9. The cooling system of claim 1, wherein the cooling loop is configured to maintain a transmission temperature at no greater than 250 degrees Fahrenheit and a temperature for said motor at no greater than 630 degree Fahrenheit.

10. The cooling system of claim 1, wherein the stator housing is overlapped by a transmission housing.

11. The cooling system of claim 1, wherein the stator housing is adjacent to a transmission housing.

12. A vehicle comprising:

a powertrain having a motor and a transmission;

said motor having a stator housing;

said cooling loop comprising a heat exchanger and conduits to connect said motor stator housing, transmission, and heat exchanger; and

13. The vehicle of claim 12, wherein said vehicle is a hybrid electric vehicle.

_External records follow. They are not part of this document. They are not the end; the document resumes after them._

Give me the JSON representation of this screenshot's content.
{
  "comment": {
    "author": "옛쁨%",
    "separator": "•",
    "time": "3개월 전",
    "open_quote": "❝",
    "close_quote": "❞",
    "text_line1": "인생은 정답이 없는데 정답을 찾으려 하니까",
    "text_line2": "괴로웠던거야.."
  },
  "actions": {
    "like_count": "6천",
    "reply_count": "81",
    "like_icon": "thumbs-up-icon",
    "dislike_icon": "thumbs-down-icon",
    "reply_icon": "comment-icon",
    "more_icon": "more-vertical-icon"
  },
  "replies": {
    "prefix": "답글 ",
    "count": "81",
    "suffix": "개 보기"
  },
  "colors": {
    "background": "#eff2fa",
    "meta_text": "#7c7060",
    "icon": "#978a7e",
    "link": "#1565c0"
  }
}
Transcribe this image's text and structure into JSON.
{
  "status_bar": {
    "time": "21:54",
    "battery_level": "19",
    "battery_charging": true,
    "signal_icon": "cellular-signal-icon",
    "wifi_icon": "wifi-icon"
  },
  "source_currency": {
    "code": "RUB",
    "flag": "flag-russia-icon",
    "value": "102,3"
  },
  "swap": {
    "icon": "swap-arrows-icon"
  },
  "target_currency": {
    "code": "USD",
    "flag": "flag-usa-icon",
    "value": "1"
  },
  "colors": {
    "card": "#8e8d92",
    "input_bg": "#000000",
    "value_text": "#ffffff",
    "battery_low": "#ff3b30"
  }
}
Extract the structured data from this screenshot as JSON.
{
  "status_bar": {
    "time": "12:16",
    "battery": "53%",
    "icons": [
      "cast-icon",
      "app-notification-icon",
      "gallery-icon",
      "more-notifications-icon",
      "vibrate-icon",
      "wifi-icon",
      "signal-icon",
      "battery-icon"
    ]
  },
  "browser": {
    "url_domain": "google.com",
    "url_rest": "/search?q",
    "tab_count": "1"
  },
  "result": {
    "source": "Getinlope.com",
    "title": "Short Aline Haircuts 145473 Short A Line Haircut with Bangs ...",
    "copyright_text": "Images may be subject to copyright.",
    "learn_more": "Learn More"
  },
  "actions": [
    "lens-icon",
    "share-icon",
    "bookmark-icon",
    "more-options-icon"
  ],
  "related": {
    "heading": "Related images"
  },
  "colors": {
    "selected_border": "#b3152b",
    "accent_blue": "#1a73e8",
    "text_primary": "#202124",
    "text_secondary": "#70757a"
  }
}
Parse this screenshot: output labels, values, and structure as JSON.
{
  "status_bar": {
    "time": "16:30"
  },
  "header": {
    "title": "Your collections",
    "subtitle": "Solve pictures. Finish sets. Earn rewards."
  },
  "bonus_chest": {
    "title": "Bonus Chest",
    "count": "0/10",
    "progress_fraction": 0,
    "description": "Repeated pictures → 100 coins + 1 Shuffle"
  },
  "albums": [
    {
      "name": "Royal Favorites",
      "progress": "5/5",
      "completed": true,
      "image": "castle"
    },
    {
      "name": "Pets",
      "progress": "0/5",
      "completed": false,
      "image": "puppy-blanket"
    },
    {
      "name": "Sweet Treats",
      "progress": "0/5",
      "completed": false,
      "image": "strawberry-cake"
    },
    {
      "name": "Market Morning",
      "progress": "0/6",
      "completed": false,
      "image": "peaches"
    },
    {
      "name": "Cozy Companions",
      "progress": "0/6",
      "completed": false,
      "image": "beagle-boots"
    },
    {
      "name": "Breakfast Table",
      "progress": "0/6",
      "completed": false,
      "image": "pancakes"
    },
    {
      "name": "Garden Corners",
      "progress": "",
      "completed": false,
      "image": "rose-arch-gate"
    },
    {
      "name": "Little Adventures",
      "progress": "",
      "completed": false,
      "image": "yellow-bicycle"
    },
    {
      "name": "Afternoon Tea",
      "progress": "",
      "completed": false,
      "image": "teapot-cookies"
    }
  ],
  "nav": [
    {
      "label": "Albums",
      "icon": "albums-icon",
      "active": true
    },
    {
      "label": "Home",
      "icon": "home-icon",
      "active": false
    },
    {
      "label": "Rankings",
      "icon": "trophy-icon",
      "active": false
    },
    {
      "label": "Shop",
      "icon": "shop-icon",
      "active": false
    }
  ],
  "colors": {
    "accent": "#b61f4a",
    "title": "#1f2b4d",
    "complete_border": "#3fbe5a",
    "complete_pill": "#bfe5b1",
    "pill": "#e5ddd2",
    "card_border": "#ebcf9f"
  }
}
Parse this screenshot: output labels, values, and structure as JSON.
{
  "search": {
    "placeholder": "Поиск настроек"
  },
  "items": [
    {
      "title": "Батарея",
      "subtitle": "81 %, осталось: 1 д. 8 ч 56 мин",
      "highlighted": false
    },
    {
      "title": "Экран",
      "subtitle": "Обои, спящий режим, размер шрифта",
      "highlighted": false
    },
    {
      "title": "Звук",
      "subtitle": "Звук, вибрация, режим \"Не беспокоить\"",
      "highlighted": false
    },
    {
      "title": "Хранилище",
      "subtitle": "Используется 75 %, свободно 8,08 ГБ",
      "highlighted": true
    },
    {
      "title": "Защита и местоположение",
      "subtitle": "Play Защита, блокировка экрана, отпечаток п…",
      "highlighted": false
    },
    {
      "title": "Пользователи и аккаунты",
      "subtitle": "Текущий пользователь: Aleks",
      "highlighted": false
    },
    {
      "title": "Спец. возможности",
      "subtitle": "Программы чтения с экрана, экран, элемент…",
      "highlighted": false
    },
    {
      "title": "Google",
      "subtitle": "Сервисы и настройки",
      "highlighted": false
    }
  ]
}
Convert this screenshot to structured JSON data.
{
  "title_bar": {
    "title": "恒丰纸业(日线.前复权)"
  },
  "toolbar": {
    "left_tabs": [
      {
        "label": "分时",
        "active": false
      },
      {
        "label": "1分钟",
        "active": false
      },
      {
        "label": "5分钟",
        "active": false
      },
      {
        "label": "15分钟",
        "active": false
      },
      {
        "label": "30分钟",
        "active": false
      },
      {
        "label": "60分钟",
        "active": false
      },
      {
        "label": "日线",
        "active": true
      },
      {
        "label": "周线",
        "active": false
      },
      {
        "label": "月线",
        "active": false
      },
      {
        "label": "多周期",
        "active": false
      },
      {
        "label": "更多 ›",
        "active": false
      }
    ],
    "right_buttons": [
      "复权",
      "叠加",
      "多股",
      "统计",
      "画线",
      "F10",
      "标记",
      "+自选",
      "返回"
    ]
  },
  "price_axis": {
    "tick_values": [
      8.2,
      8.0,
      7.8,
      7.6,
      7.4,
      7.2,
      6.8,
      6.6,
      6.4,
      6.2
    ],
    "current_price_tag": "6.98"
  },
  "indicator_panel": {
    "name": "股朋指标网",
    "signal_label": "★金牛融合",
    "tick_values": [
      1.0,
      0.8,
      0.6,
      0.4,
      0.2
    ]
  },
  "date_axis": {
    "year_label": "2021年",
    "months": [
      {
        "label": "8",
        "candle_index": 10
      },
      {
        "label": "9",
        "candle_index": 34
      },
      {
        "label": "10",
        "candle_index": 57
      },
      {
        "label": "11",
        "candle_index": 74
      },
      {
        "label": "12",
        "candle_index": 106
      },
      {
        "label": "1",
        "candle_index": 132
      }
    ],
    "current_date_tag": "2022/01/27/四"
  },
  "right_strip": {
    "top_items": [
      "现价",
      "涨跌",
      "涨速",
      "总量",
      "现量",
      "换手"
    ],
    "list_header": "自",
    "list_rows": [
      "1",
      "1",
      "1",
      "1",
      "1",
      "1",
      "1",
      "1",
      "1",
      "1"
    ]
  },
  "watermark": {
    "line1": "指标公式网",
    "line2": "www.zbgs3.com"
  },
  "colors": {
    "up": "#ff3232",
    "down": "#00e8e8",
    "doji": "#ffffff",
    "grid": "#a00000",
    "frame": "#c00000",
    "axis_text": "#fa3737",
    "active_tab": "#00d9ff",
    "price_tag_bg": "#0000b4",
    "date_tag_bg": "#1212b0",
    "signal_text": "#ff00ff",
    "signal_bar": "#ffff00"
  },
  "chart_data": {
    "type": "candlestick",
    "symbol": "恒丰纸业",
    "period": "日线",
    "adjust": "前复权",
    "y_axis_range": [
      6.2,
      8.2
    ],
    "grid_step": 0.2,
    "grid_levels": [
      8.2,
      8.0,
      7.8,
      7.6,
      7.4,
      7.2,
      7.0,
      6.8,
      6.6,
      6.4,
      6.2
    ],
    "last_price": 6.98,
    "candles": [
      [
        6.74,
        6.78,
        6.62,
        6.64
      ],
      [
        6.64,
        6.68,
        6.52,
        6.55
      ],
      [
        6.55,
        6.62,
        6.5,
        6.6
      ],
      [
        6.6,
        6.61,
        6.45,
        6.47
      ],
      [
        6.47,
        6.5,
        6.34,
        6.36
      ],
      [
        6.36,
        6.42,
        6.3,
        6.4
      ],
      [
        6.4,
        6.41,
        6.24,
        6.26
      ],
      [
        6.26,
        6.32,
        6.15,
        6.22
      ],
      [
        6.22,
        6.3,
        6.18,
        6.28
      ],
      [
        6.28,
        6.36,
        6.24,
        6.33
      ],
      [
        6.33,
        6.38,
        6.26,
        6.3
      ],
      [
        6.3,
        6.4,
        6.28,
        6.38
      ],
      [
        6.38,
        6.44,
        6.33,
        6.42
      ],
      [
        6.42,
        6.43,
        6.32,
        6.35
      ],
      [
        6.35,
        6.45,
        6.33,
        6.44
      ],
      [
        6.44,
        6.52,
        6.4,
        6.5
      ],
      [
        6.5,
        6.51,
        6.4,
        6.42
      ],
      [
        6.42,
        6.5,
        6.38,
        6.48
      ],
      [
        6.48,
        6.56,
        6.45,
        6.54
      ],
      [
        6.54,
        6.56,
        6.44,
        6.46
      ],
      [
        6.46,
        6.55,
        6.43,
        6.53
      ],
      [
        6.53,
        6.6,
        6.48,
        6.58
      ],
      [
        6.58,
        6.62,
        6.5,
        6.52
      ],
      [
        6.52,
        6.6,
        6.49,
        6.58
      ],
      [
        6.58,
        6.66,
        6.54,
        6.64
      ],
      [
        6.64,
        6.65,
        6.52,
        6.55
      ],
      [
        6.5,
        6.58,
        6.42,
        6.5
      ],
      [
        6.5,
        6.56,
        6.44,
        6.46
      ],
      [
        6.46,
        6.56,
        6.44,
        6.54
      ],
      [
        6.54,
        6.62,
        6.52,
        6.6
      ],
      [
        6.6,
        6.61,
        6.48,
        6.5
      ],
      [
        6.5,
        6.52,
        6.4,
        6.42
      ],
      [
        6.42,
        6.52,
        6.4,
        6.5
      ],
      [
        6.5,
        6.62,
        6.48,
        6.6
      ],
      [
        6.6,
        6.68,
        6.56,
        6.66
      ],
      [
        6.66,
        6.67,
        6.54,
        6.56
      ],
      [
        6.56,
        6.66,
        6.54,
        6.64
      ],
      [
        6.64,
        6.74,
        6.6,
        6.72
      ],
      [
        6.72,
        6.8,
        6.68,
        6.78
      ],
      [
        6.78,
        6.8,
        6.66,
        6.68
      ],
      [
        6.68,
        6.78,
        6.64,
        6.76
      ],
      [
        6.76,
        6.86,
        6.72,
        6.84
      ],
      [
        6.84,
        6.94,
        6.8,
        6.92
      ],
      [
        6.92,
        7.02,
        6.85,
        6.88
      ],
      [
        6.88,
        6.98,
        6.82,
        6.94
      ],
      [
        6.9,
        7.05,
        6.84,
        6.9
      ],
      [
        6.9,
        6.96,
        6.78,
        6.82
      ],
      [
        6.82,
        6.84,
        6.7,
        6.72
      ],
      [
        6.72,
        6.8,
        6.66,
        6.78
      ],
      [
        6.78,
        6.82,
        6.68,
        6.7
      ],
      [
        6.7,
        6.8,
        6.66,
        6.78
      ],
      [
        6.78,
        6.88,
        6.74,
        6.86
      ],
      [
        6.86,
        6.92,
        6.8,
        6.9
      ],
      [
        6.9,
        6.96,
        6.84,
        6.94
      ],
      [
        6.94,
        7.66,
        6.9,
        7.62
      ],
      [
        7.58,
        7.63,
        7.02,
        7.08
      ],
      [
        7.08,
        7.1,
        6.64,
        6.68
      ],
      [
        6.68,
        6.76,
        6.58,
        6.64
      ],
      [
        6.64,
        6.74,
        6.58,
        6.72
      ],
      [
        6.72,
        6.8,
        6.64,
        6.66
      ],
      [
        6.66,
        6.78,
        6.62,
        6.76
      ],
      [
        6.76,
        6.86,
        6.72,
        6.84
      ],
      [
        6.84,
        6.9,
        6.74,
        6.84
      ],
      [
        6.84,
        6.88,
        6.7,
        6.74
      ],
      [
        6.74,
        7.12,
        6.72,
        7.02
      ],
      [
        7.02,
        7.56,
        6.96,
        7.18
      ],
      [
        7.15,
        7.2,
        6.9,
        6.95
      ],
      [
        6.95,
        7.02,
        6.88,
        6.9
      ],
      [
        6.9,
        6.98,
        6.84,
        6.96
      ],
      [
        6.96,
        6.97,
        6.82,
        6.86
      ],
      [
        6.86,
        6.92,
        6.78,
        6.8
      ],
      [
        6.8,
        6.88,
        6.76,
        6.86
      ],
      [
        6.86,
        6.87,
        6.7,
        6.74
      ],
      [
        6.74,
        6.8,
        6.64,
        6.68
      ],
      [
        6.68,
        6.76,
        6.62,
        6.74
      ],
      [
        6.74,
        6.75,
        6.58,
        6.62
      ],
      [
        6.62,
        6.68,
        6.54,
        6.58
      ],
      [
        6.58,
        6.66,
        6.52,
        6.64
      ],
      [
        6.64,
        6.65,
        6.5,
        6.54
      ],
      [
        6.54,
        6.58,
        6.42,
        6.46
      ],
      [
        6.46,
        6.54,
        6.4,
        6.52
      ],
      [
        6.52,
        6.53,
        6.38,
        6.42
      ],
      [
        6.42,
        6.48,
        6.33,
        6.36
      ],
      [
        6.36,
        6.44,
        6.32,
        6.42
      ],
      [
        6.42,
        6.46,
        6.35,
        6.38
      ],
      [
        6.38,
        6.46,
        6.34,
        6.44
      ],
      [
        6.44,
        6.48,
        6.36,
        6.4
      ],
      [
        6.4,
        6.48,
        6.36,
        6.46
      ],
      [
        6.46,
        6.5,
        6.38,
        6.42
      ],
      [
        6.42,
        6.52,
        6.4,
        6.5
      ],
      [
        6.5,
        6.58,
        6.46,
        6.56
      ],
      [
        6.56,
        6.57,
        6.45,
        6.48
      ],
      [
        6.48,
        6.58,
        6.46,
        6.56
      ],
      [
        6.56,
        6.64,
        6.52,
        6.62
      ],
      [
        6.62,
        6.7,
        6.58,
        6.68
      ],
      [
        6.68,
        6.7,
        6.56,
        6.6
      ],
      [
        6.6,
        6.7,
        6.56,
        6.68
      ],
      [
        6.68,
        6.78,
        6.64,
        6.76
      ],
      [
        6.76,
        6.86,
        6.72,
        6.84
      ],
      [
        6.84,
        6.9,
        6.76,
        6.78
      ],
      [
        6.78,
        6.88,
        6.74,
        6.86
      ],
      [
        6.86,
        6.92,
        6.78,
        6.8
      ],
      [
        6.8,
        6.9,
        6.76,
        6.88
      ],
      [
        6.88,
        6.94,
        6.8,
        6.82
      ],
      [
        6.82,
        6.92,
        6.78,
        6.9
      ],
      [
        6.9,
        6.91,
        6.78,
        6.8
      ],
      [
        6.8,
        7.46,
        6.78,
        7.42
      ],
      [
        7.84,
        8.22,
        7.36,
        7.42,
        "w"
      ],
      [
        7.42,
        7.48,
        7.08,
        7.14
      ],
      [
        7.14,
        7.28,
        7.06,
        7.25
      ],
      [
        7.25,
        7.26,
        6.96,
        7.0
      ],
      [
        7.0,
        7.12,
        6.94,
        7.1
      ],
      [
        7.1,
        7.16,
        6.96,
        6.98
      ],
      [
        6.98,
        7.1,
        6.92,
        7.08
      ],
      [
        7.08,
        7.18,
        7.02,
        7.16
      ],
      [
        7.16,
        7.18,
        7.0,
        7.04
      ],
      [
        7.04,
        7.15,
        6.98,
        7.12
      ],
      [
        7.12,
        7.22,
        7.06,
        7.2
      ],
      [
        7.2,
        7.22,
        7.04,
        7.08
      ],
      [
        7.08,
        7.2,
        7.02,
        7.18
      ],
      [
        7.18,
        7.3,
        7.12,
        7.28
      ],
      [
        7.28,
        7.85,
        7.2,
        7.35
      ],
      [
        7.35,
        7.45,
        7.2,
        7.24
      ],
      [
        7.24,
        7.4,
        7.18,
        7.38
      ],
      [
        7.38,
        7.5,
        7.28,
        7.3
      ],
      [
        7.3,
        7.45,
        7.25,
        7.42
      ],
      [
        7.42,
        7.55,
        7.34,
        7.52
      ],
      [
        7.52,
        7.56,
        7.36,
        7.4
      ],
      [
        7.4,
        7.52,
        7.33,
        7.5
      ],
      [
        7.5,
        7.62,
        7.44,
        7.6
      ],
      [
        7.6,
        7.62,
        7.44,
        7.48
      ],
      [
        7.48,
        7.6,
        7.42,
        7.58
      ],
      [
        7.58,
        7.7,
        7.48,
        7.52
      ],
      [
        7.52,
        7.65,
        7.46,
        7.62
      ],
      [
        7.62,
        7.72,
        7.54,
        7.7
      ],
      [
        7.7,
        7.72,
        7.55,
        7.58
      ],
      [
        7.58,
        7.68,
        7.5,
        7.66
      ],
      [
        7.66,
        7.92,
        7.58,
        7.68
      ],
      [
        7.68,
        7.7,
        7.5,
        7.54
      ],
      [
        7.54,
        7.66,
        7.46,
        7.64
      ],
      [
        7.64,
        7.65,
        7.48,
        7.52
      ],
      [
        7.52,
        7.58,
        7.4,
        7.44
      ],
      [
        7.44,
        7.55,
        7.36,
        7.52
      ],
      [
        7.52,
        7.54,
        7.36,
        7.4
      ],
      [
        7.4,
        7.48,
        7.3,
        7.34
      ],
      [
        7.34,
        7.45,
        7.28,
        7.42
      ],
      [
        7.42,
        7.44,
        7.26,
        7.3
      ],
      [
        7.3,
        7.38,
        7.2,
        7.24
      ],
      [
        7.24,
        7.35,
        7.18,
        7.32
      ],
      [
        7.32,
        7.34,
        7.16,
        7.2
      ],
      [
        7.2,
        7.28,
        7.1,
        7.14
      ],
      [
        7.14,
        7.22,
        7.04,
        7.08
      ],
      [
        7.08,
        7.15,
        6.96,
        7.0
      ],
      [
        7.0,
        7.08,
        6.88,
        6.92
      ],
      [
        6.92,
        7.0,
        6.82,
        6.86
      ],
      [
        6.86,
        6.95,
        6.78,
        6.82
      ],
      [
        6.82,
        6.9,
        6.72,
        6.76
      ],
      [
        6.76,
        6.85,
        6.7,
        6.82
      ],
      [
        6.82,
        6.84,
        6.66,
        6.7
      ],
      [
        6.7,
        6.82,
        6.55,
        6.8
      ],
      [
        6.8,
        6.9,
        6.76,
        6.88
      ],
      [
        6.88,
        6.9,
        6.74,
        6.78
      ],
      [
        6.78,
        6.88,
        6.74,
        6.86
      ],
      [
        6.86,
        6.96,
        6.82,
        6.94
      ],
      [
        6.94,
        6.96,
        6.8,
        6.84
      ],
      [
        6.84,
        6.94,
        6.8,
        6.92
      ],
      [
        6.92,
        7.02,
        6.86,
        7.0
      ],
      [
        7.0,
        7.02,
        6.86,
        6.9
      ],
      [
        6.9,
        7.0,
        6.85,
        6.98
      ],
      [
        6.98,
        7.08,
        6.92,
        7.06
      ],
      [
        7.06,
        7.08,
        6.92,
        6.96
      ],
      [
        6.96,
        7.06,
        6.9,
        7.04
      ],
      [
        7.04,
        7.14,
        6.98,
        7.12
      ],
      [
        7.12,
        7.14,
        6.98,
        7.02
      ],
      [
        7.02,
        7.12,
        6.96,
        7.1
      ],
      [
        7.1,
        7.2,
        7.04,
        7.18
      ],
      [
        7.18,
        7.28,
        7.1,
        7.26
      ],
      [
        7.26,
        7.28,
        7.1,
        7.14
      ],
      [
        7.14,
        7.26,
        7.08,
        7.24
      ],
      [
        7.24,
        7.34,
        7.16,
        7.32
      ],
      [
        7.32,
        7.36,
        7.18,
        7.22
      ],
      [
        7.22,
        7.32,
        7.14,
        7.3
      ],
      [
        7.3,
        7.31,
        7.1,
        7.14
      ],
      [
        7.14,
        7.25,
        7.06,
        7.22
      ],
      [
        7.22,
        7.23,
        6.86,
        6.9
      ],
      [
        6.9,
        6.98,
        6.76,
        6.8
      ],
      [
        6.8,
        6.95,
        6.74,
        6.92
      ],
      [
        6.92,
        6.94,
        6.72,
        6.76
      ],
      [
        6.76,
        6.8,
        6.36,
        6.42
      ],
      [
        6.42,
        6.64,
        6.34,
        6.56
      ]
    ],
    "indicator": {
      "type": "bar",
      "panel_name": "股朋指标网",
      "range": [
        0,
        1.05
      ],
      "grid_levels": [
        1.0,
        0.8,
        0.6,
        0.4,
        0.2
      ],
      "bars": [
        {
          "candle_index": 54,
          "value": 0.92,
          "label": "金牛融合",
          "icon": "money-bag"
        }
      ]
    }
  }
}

14. A system to control cooling a vehicle powertrain having a motor and a transmission comprising:

at least one sensor provided within said powertrain for issuing an output signal;

a controller operatively connected to the at least one sensor;

a combined motor and transmission cooling loop comprising a heat exchanger and conduits to connect said motor stator housing, transmission, heat exchanger, a mechanical transmission pump and an auxiliary pump; and

a program of control logic embodied within the controller to interpret said signal and to issue a command signal based on said interpretation to control said auxiliary pump to operate when the processed input of at least one vehicle sensor exceeds a pre-selected threshold.

15. A method of cooling a vehicle powertrain having a motor and a transmission comprising the step of pumping coolant through a cooling loop which is in heat conductive contact with a motor stator housing in said motor and with said transmission.

16. The method of claim 1 5, further comprising the step of:

receiving and processing input of at least one vehicle sensor output; and

commanding an auxiliary pump to operate when the processed input of at least one vehicle sensor exceeds a pre-selected threshold.